The lack of in-form attacking players has laid Villa’s defensive record bare, evidenced once more at Stamford Bridge when Ollie Watkins missed a critical one-v-one opportunity at 1-0 down, a cast-iron example of Villa being unable to put the pressure back on the opposition and, instead, gradually sinking.

Avoidable errors in defence have proliferated during the winless run. While Pau Torres’ pass-back to Emiliano Martinez yesterday was not the clearest sign of brain fog from a Villa defender — Tyrone Mings’ decision to scoop the ball up into his hands against Belgium’s Club Brugge in the Champions League remains the apex there — it was another example of self-implosion.

Creative ways to self-destruct threatened to become routine when Martinez then passed to Nicolas Jackson inside the box a few minutes later, only to scramble the ball away to safety but injure his hand in the process.

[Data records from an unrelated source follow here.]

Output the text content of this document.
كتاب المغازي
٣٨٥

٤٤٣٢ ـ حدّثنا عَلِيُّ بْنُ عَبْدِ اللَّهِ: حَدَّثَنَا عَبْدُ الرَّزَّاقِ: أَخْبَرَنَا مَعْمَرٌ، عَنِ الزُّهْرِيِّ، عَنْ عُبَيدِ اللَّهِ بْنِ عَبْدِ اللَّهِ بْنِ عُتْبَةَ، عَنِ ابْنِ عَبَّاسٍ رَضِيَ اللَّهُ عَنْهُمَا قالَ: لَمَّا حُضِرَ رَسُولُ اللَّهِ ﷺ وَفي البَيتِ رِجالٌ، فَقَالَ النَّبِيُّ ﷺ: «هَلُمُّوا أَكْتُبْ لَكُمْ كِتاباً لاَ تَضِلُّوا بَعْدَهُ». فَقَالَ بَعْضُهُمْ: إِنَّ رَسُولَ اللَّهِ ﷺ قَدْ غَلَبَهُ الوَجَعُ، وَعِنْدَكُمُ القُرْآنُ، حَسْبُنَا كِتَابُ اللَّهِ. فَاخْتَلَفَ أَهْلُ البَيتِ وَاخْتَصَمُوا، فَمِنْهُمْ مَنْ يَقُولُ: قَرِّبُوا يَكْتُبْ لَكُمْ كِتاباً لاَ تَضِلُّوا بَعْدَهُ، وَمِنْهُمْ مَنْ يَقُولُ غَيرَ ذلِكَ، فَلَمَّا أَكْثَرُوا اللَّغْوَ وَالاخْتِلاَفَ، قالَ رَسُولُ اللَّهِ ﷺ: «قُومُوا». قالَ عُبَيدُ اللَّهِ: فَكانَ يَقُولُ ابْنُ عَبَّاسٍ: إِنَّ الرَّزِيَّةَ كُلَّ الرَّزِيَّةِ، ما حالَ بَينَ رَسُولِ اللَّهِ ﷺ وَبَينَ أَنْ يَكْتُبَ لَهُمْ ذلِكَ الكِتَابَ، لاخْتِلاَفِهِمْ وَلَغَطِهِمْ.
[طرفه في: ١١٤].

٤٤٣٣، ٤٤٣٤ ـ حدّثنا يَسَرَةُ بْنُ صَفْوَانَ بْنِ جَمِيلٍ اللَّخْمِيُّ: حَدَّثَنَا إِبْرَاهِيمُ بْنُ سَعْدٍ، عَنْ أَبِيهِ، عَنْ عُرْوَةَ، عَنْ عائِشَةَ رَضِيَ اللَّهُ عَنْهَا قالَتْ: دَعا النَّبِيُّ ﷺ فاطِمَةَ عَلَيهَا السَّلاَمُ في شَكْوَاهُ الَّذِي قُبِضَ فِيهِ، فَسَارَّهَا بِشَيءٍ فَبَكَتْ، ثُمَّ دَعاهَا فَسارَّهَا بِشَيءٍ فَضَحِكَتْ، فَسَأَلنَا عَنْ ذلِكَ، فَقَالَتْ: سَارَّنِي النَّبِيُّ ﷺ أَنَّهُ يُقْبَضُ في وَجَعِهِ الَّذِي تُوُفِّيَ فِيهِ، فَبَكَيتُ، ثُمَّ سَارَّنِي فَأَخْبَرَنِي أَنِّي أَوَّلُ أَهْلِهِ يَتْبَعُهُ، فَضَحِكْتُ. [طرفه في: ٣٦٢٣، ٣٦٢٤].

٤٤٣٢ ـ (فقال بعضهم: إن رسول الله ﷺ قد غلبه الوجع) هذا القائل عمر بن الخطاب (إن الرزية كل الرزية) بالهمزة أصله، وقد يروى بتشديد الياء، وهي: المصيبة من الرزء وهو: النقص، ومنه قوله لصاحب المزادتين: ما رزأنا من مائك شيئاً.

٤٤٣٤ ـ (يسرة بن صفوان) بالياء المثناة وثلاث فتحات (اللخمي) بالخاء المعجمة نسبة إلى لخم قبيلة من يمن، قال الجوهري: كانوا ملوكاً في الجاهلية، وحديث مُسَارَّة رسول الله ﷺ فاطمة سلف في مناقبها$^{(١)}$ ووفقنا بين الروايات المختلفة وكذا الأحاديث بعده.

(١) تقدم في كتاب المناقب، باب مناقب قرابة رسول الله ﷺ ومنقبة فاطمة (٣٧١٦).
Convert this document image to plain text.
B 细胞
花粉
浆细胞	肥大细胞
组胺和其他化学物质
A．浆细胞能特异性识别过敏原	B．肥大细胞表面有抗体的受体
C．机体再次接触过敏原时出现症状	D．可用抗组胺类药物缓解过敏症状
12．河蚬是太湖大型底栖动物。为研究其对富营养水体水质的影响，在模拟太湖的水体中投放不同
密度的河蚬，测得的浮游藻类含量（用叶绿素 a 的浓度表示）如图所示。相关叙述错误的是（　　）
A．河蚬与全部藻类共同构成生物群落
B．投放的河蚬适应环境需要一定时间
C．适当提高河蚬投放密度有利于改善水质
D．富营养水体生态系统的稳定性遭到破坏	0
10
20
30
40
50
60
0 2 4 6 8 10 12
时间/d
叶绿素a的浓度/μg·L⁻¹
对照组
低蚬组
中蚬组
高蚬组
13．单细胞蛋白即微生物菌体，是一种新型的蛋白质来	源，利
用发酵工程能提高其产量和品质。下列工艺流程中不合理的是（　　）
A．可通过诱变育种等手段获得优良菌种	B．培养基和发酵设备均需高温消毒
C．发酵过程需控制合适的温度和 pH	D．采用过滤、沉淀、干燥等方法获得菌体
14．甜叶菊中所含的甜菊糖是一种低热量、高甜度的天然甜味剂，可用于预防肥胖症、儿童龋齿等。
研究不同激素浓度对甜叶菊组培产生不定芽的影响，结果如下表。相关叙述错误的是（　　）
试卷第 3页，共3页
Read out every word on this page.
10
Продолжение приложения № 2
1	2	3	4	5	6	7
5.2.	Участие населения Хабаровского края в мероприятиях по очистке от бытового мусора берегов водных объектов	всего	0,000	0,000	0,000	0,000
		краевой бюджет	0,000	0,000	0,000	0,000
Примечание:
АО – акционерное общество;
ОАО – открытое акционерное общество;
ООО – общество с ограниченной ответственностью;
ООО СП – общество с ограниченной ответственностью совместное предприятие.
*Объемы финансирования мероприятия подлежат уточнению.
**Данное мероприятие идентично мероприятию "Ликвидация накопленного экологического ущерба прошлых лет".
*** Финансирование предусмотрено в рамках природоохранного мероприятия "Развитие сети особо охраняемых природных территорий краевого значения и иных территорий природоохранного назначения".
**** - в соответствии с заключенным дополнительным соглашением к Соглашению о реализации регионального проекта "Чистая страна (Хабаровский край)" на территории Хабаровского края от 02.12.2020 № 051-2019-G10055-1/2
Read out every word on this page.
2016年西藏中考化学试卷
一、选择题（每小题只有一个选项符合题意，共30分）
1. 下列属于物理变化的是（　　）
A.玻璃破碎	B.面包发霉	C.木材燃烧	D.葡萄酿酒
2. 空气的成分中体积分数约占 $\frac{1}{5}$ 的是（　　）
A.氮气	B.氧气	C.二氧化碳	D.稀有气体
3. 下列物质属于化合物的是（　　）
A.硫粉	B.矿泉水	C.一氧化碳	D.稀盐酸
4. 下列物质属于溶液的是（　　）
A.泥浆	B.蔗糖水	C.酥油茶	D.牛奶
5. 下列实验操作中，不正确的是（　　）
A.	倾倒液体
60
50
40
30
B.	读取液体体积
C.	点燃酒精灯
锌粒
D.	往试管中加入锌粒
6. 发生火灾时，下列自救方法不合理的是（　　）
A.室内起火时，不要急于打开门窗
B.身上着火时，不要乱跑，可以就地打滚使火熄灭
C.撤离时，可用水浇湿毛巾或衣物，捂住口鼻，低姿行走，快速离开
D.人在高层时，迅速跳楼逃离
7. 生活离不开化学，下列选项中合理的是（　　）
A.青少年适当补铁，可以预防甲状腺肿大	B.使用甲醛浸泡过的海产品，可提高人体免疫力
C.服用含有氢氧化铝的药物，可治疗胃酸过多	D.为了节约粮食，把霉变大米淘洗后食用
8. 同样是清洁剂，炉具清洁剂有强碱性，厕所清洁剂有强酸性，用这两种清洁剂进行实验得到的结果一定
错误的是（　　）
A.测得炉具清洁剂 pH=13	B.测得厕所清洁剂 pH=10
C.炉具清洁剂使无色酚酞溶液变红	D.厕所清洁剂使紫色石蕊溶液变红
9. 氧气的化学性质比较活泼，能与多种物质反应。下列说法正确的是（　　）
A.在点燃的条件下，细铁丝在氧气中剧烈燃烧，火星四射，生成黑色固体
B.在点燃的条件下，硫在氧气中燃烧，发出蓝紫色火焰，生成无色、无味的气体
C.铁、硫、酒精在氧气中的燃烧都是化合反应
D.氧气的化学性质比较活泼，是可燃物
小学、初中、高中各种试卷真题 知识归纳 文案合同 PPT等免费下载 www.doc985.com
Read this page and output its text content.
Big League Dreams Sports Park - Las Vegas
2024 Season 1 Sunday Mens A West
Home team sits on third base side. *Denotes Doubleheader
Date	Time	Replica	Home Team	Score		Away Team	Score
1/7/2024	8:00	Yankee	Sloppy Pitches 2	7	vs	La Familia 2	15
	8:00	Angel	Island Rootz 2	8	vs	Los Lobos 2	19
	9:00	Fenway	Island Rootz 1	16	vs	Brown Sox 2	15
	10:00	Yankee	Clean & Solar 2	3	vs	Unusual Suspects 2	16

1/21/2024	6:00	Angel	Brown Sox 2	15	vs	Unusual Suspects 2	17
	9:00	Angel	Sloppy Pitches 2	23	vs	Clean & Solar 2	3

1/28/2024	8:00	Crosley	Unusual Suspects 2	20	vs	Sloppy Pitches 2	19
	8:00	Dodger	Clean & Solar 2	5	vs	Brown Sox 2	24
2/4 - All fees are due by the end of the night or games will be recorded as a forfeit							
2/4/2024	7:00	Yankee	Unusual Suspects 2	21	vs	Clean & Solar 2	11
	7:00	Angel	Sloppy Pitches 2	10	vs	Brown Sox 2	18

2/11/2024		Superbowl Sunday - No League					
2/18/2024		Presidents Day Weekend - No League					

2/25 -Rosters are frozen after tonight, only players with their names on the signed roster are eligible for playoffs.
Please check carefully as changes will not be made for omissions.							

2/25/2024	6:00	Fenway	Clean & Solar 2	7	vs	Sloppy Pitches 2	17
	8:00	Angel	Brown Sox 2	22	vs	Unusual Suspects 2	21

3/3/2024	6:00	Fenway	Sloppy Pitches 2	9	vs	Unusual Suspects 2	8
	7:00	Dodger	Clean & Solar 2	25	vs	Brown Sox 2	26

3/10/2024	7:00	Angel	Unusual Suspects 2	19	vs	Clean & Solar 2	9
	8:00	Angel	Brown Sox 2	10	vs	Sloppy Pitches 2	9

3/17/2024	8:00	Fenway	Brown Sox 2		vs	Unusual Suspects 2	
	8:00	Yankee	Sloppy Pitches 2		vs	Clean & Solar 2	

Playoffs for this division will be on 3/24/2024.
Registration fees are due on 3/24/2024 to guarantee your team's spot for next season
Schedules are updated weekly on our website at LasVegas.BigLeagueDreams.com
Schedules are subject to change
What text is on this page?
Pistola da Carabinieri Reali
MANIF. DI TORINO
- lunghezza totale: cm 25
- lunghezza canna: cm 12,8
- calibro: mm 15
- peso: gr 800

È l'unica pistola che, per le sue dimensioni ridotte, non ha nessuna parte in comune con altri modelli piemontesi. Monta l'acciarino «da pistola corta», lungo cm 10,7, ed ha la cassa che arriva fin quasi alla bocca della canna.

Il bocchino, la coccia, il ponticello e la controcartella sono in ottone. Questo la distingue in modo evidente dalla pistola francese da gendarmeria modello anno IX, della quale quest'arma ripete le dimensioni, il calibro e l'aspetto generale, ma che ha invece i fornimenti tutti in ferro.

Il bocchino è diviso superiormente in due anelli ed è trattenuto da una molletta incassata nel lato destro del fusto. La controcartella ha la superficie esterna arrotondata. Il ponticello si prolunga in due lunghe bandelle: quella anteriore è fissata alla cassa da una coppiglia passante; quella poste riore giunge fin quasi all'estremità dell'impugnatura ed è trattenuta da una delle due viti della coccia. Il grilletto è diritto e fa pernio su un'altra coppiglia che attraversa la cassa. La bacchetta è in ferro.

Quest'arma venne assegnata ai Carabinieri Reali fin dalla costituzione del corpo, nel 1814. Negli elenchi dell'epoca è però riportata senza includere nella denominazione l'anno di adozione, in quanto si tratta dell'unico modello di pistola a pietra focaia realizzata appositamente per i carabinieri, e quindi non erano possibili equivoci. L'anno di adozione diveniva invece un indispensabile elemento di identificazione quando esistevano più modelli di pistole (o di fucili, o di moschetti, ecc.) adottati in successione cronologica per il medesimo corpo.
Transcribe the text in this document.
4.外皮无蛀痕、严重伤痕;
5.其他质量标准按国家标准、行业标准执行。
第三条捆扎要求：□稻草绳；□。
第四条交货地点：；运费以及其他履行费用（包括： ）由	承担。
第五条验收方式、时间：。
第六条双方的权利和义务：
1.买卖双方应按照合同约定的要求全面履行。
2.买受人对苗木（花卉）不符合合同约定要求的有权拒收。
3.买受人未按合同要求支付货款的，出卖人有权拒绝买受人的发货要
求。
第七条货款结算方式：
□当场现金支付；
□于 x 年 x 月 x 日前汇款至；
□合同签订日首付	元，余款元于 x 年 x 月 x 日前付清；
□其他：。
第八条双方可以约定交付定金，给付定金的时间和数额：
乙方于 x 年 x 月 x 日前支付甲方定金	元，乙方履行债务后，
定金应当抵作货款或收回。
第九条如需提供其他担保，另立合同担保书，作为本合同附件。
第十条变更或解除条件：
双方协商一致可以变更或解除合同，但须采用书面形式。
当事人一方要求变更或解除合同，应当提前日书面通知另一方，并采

Individual mistakes compounded the lack of defensive cohesion.

The consistency of last season was predicated on a nimbleness and ability to think quickly on their feet. Here, though, Villa kept running down the same blind alleys and, as Maresca would explain after, walking into the traps that Jackson, when pressing from the front, was setting. Jackson’s role was to press Ezri Konsa and Martinez, and cut off the pass to whichever one did not have the ball. Consequently, Villa toiled to play out from the back and meant they could never regulate the game’s tempo.

Emery’s Villa have never been the most defensively active team. Last season, they traditionally used player positioning as their most effective defensive tool, ranking low across tackles, pressures in the attacking third, interceptions and recoveries.

That has continued into this campaign. Villa have made the fewest ball recoveries of any team, and the second-least interceptions. “They don’t press, they wait,” said Maresca.

Such a passive approach requires a compact structure, squeezing space between the lines and funnelling opponents into ineffective areas of the pitch. These traits were plainly absent during the move for Chelsea’s second goal, which carved through Villa’s midfield and ended with Enzo Fernandez finishing from just inside the box.

Arguably, the greatest paradox is the difference in defensive records between Villa’s domestic and Champions League form. Four clean sheets across five Champions League games — the only goal being in Bruges, caused by Mings’ handball — suggest Villa do retain an ability to be resolute. Ironically, only five days ago they became the first team since Chelsea in 1999 to keep clean sheets in their first three Champions League home games of a season with the goalless draw against Juventus.

Emery has admitted he is struggling to explain the contrast. Villa’s league record, however, offers a deeper, more reliable evaluation.

Competing in the Champions League offers up the idea of fatigue setting in which, in turn, impacts domestic form. In reality, that line of reasoning is too cliched; many of this squad were playing on Thursday nights in the Conference League and then Sundays domestically last season, typically having one day less rest than they’re getting now. Villa are accustomed to congested schedules but are not used to this prolonged decline in form. When confidence is low, legs look heavier and minds tire faster.

At surface level, little has changed structurally from last season, aside from Villa’s offside trap being tapered and less pronounced. Martinez is also not sweeping long balls over the top as regularly, making fewer defensive actions per 90 minutes outside his penalty box (1.08, down from 1.84).

Emery spent a lot of the second half yesterday sitting on the bench or with his hands in his pockets, deep in thought. Remedying defensive issues would allow him to go back to thinking about the finer details once more.